JP Morgan Breach Tied To Two-Factor Authentication Slip
itwbennett writes The attackers who stole information about 83 million JPMorgan Chase customers earlier this year gained a foothold on the company's network because a server reportedly lacked two-factor authentication, despite the company's practice of using two-factor authentication on most of its systems. The story, reported in the New York Times, echoes the warnings of security experts over the years that the breach of a single server or employee computer can put an entire network at risk.
Why can't they introduce two level log-ins for customers? First level log-in should be read-only, without any ability to modify anything. If you really want do a transaction, create a second level password. E*Trade used to have the system of "trade passcode" to be entered for doing actual trade, and the regular log in will only let you browse positions, balances, and set up alerts/watch lists. They took it away!
It figures, if they are that careless with their own servers, they don't give a rats tail about the customers security concerns.
sed -e 's/Chuck Norris/Rajnikant/g' joke > fact
Google Authenticator is an open source, easy to use TOTP (and HOTP) implementation which is not bad at all. The pam module is decent, and the smart phone (androit, ios, and blackberry support) client's QR Code enrollment is very convenient. Because [TH]OTP are standards, it's compatible with any other implementation of those standards, such as http://www.nongnu.org/oath-too... and the Yubikey tokens.
Personally, I use the Google Auth client with pam_krb5 / mit kerberos using a custom preauth plugin with totp keys generated by oath and stored in an LDAP backend. It's pretty neat. I mostly went with TOTP because that allows me to more easily pre-generate keys for automation jobs, btw.
Quite a few of the 'security' arrangements in financial areas make it abundantly clear that they suck because you don't really matter (this goes triple or worse for anything involving credit reports).
That said, RSA-fobs(or house-branded devices based on the same system) aren't actually something that would be trivial to share between organizations.
The RSA fob works because it is initialized with a given seed value at a given time. Every minute it performs a hash operation that provides enough output for the on screen numeric sequence along with the input for the next hash operation(if memory serves, it is reasonably well established that it is either impossible or computationally impractical to derive the internal state from knowledge of the screen output alone, even if you have many samples).
In order to enroll a fob in your authentication system, your auth server needs to know the seed and the initialization time.

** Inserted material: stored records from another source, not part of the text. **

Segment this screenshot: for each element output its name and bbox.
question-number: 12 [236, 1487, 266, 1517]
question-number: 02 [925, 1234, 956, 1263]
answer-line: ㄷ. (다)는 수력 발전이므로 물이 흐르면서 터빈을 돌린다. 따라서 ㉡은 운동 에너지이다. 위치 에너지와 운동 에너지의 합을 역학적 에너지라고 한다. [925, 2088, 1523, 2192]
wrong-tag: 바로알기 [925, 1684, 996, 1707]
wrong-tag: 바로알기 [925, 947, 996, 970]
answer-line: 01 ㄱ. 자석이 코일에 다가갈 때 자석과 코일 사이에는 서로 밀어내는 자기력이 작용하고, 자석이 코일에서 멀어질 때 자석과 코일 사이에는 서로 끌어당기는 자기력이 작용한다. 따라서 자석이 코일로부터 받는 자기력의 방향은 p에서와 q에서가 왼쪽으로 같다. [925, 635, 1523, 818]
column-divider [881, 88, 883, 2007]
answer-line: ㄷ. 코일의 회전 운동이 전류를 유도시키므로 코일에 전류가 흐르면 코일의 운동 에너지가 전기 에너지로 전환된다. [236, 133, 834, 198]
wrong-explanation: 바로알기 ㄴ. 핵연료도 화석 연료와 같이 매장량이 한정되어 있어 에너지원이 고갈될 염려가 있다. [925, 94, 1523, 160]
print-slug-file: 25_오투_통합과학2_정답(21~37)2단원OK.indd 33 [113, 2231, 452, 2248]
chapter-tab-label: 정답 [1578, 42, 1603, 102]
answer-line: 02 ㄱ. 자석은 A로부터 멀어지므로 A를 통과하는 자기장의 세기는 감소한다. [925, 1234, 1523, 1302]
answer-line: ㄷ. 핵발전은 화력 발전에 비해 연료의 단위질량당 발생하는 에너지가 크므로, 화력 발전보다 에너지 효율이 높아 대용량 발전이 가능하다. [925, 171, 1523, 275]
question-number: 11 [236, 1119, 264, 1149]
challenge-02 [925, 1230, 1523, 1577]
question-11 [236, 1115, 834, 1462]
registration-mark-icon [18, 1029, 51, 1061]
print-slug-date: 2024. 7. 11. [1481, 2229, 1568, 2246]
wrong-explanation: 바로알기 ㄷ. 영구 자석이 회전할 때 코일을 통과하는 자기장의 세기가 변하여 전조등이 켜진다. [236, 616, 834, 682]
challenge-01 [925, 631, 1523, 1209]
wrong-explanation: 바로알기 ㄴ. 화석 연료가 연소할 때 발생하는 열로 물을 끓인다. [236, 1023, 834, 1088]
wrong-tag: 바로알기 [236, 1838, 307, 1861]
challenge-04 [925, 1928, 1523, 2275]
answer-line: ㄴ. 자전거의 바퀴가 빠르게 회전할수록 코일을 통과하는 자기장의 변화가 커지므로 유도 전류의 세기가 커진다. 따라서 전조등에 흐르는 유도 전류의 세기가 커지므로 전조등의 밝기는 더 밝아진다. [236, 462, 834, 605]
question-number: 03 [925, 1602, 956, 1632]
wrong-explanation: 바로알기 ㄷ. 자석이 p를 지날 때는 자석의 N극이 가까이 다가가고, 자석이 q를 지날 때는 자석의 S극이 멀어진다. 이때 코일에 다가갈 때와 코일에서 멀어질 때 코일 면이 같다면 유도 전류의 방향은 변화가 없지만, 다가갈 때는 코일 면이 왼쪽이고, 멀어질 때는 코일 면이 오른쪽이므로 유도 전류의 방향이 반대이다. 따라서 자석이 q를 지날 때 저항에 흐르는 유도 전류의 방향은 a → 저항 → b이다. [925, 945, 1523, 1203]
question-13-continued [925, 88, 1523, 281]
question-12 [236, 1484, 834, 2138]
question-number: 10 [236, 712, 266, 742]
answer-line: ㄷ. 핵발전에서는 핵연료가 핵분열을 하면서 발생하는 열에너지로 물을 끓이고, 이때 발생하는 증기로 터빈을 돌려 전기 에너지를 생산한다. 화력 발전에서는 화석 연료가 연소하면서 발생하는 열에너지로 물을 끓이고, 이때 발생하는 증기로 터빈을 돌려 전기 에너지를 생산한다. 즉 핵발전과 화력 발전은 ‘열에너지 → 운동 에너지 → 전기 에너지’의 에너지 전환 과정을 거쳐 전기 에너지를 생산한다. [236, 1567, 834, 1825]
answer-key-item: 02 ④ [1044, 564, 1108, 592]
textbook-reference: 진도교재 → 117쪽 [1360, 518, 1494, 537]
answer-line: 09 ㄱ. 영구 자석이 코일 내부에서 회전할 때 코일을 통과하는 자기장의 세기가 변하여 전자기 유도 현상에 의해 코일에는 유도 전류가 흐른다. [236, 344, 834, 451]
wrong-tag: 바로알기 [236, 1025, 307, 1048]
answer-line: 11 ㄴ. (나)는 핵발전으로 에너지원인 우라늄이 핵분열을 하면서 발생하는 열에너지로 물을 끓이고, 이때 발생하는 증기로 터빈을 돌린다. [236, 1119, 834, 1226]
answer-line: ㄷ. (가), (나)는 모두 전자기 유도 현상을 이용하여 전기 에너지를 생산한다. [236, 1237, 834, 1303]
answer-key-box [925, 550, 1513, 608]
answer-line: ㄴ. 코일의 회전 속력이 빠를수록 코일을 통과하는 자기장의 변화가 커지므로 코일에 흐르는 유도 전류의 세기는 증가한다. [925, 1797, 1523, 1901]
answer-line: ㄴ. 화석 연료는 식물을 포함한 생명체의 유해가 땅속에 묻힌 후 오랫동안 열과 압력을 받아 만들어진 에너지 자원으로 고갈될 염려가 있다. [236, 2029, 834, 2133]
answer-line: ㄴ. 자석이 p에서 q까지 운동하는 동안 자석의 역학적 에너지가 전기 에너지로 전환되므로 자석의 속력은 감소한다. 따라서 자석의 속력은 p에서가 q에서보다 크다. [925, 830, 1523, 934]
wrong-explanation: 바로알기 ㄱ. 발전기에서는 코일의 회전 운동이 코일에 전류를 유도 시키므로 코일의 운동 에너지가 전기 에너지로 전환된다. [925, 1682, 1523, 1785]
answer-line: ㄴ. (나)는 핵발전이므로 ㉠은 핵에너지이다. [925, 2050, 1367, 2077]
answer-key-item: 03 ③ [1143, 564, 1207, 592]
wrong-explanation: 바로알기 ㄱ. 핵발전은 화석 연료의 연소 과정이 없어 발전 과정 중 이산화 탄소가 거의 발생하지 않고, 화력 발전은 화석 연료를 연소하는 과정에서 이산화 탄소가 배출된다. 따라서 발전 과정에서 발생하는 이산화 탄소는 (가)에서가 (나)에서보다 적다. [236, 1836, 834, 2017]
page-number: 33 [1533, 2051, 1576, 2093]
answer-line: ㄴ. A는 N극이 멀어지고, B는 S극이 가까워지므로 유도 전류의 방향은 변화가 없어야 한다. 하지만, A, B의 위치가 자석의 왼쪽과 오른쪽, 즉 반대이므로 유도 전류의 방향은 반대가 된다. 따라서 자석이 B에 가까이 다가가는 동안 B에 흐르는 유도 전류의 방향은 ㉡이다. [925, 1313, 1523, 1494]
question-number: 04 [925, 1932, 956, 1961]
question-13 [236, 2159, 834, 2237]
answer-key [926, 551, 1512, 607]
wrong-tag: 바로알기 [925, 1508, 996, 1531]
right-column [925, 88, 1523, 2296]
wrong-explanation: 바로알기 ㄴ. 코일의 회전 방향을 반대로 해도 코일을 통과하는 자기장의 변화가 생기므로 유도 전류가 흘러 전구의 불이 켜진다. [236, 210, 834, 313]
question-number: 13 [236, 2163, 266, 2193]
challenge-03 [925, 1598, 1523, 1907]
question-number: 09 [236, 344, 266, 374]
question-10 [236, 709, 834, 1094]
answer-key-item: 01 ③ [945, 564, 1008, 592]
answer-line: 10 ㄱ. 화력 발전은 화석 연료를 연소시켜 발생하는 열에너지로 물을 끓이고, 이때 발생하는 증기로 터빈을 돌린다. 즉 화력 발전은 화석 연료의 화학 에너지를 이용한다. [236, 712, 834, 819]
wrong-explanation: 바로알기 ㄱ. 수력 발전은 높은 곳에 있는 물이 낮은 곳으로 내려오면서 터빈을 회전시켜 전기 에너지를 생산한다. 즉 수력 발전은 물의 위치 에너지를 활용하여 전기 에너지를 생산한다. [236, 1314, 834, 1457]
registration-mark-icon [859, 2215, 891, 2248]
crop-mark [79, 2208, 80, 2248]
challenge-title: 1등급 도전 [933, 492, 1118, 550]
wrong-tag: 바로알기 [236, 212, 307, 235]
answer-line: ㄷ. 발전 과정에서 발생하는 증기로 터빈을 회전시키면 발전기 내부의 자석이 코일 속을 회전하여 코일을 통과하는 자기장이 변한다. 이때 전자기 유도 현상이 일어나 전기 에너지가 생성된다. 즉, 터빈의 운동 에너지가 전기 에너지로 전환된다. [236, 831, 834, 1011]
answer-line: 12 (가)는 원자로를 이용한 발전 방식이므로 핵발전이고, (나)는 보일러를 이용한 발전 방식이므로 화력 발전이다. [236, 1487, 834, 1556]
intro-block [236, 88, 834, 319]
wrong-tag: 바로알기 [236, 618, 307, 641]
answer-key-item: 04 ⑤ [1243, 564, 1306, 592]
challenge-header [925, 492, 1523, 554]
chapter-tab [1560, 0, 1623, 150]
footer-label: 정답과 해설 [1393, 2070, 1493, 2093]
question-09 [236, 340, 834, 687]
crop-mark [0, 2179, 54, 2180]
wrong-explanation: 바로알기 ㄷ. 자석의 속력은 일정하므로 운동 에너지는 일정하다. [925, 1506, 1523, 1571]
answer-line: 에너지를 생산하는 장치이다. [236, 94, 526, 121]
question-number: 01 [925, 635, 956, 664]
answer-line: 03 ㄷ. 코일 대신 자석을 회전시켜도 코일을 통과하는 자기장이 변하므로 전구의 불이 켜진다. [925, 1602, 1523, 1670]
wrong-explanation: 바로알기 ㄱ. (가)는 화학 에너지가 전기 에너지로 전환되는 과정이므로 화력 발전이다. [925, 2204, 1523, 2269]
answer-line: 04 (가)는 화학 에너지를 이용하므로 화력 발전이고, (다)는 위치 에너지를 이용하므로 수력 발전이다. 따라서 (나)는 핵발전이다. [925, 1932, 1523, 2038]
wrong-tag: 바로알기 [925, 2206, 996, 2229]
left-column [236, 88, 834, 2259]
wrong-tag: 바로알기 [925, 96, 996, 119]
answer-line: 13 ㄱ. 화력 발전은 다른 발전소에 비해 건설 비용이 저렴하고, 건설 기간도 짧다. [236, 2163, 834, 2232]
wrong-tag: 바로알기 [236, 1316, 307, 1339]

It can then run N rounds of the algorithm(based on the amount of time between initialization time and current time) and determine what should be displayed on the screen(sometimes allowing for a few minutes of slip, depending on how accurate the RTCs are believed to be), If you want Company B to use Company A's token, either Company B needs to pass every auth request to Company A for processing, and accept the result, or Company A actually has to send Company B the seed an initialization time for your fob(an operation that opens up certain obvious security concerns).
The RSA fobs are pretty cute(if it weren't for the fact that RSA stores all the seed values and times, and managed to get them stolen at least once), in that they require absolutely no communication between the fob and the auth server, ever; but they do suffer from the weakness that the data needed to validate a fob are also the data sufficient to clone a fob, which makes sharing a single fob between multiple entities pretty awkward.

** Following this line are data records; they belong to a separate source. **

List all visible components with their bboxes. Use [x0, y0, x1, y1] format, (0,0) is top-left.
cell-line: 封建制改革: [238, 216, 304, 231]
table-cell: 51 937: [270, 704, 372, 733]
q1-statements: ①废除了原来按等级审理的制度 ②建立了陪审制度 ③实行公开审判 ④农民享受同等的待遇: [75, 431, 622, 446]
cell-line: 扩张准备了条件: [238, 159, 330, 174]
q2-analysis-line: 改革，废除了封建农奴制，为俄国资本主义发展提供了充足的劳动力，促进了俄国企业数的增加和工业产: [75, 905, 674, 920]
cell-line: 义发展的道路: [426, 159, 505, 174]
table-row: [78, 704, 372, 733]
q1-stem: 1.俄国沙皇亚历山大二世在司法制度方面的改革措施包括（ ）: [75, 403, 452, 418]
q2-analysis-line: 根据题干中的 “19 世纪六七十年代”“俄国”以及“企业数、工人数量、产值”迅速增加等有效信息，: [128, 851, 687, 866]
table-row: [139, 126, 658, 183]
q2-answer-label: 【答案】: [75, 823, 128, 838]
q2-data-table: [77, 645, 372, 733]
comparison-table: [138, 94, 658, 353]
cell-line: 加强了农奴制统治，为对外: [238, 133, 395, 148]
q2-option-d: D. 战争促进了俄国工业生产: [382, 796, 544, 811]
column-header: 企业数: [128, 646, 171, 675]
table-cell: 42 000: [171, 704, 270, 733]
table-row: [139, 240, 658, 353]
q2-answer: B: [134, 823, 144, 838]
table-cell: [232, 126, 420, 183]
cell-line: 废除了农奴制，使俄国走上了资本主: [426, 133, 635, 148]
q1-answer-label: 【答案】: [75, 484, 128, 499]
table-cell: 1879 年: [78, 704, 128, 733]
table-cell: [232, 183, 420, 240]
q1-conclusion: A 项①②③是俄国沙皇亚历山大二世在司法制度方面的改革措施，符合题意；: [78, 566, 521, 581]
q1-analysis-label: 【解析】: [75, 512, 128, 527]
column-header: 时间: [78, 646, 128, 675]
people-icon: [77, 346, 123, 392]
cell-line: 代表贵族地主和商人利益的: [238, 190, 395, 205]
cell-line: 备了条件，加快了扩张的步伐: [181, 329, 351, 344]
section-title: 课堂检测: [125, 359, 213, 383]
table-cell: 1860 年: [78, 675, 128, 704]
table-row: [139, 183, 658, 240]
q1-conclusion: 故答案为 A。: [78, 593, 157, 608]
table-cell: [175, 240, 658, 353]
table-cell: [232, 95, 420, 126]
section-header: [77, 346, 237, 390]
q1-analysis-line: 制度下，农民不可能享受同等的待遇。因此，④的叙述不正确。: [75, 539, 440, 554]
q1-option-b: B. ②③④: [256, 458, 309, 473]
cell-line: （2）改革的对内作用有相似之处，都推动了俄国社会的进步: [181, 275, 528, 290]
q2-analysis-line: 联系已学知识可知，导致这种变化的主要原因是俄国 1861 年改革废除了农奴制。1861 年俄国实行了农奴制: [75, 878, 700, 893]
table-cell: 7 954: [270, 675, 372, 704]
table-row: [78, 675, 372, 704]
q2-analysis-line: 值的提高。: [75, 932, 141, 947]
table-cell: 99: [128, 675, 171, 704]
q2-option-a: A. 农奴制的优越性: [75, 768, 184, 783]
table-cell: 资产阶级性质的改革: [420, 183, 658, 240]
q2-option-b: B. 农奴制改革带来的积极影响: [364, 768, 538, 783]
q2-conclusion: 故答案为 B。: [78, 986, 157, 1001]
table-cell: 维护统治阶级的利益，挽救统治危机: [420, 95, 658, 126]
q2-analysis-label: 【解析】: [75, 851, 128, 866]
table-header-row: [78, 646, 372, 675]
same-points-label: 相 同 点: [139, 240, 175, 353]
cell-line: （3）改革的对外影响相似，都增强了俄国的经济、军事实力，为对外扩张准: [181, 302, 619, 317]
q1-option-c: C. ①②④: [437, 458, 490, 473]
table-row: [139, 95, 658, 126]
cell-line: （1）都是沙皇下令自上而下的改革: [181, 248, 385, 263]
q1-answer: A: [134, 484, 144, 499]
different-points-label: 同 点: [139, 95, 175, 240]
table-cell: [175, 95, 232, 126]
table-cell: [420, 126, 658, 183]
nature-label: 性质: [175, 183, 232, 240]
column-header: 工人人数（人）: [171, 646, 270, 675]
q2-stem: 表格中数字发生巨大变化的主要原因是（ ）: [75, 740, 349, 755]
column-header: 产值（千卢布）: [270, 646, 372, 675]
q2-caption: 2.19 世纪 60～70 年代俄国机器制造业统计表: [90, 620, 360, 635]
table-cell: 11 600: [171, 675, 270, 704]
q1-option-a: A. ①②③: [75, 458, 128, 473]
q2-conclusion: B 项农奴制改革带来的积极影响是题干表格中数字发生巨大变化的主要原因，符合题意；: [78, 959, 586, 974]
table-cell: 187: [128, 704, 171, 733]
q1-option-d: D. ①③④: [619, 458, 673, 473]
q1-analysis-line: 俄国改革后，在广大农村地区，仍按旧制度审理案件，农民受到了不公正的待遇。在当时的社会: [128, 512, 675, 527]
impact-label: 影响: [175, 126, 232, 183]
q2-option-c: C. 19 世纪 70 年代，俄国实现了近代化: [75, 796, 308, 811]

Do you understand that using a single RSA style dongle for multiple places is a huge risk?
If you have an infinite number of systems to log into, how many dongles is optimal, and how do you keep track of which dongle to use with which system? Where do I keep these dongles? My pocket is already uncomfortably full with a keyring with 4 keys and a fob on it. My other pocket has a smart phone.
Compared to whom?
I am Bennett Haselton! I am Bennett Haselton!
Google Authenticator is based on an open protocol. I can use Google's app, Amazon's, a number of various third parties, both open source and commercial available on the store/repo.
Server-side, I can use the protocol on most Linux distros, there are ways to use it with Windows, even ESXi nodes can have this added in as protection.
Yes, it might be Google code, but it is open source.
Now, RSA's SecurID is a different beast. It is a closed source system, with special servers and seed codes requires. Its advantage is that it is time tested, virtually everything supports it (MS has had hooks for ACE servers since Windows Server 2000), and it has the FIPS/Common Criteria/etc. certifications which help when audit time comes around. However, it doesn't come cheap.
I will differ there. The general population may not trust banks on one level, but they will keep their money in them. If the population truly didn't trust banks, precious metal prices would be spiking, and various ways of securing physical assets would be hawked from every street corner, the more amusing will be the ones, saying "just store your stash with me".
The population gripes about banks, but when the rubber meets the road, the money still gets deposited in the checking account come payday.